En el complejo tablero de la conversación digital, la figura de Javier Milei no conoce de grises. Según el último relevamiento de la consultora Ad Hoc, el mandatario nacional sigue ostentando el título de personaje central en las redes sociales, logrando una "centralidad ineludible" que lo posiciona por encima de cualquier otro actor político.
Sin embargo, este liderazgo no es lineal ni está exento de riesgos. El informe, que analiza el sentimiento y el volumen de menciones en el arranque de 2026, advierte sobre una "imagen inestable" que oscila según el origen de la agenda que domina el día.
Javier Milei y el salvavidas de la agenda internacional
El informe destaca que la positividad de la imagen presidencial se asienta sobre bases sólidas cuando la conversación se traslada al plano global. En este sentido, desde la consultora explicaron que "Milei recupera positividad ayudado por sus posicionamientos internacionales, especialmente en torno al caso Venezuela y su estrecha relación con Donald Trump". Estas temáticas logran amalgamar a las comunidades libertarias, que reaccionan con rapidez para defender la postura del jefe de Estado frente a las críticas.
Durante el último período analizado, el Presidente alcanzó un 47% de menciones positivas, superando el 42% de rechazo. Esta brecha, aunque favorable, es la más ajustada de los últimos meses.
En ese sentido, la consultora Ad Hoc detalla que "si bien hubo encuadres en contra de su posicionamiento y del accionar de Estados Unidos, las comunidades que apoyan a Milei a nivel nacional e internacional celebraron su intervención en conflictos regionales, aportando aire a su imagen".
El talón de Aquiles: presupuesto y sensibilidad social
Sin embargo, no todo es celebración en el mundo virtual del libertario. El estudio identifica con precisión quirúrgica cuáles son los temas que restan imagen a la gestión. La "agenda doméstica" es, hoy por hoy, el principal foco de negatividad.
Los picos de críticas más altos se registraron en torno al Presupuesto2026, específicamente en los ítems que afectan al financiamiento de las universidades y las partidas destinadas a discapacidad.

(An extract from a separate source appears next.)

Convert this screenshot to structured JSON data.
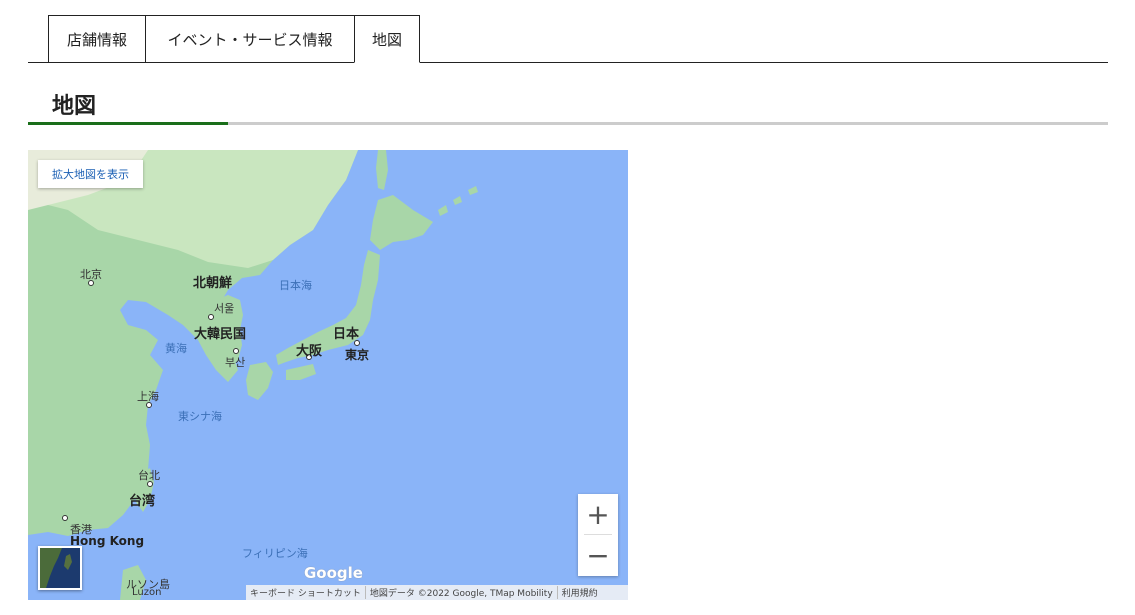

Al respecto, los analistas de Ad Hoc fueron categóricos al señalar que "discapacidad y presupuesto universitario siguen generando negatividad en la imagen de Milei. Fue de lo que más se habló en relación al debate presupuestario, tensionando la narrativa oficialista".

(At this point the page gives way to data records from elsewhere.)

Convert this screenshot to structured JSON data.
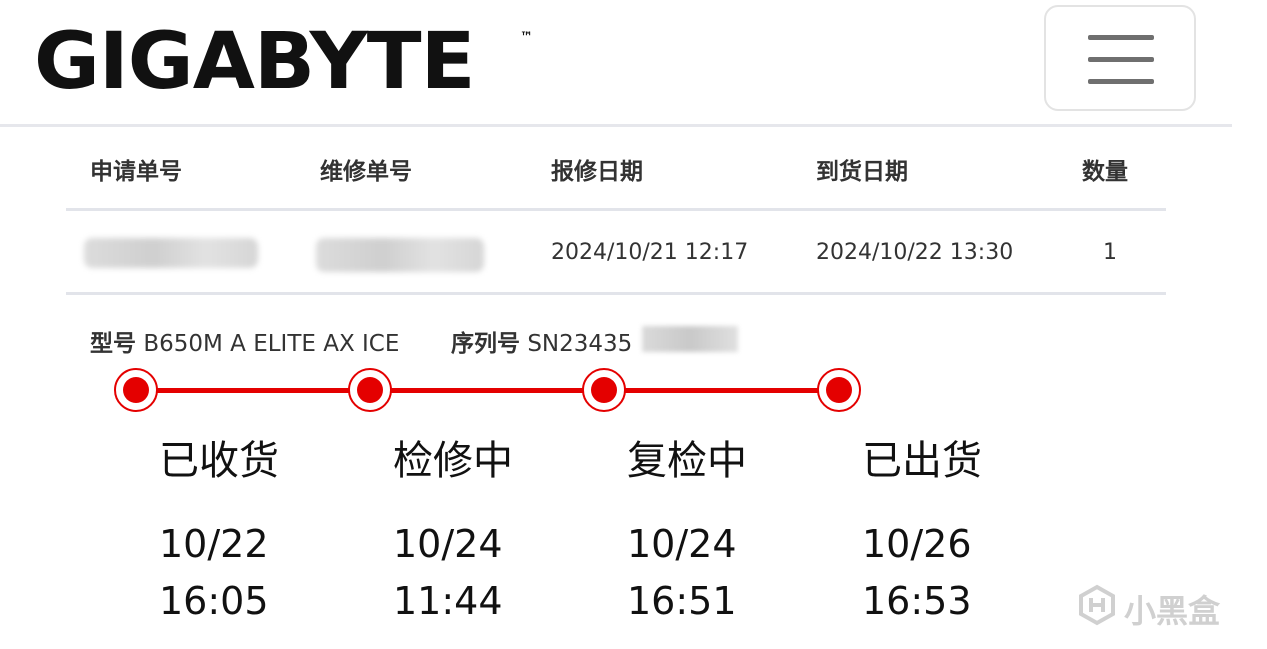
{
  "header": {
    "logo_text": "GIGABYTE",
    "trademark": "™",
    "menu_icon": "hamburger-menu-icon"
  },
  "table": {
    "headers": [
      "申请单号",
      "维修单号",
      "报修日期",
      "到货日期",
      "数量"
    ],
    "row": {
      "application_no": "",
      "repair_no": "",
      "report_date": "2024/10/21 12:17",
      "arrival_date": "2024/10/22 13:30",
      "quantity": "1"
    }
  },
  "product": {
    "model_label": "型号",
    "model_value": "B650M A ELITE AX ICE",
    "serial_label": "序列号",
    "serial_value": "SN23435"
  },
  "timeline": {
    "accent_color": "#e40000",
    "stages": [
      {
        "label": "已收货",
        "date": "10/22",
        "time": "16:05"
      },
      {
        "label": "检修中",
        "date": "10/24",
        "time": "11:44"
      },
      {
        "label": "复检中",
        "date": "10/24",
        "time": "16:51"
      },
      {
        "label": "已出货",
        "date": "10/26",
        "time": "16:53"
      }
    ]
  },
  "watermark": {
    "text": "小黑盒",
    "icon": "xiaoheihe-logo-icon"
  }
}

A esto se suma la reforma laboral, un punto álgido que activó la conversación crítica de sectores sindicales y comunidades opositoras, logrando romper en ocasiones la hegemonía del discurso gubernamental.
En conclusión, aunque Javier Milei conserva su capacidad de marcar el ritmo de la conversación, el informe sugiere que la "fatiga de la disrupción" y los conflictos territoriales internos están limando el piso de su popularidad digital, obligando al Gobierno a depender cada vez más de sus triunfos externos para equilibrar la balanza.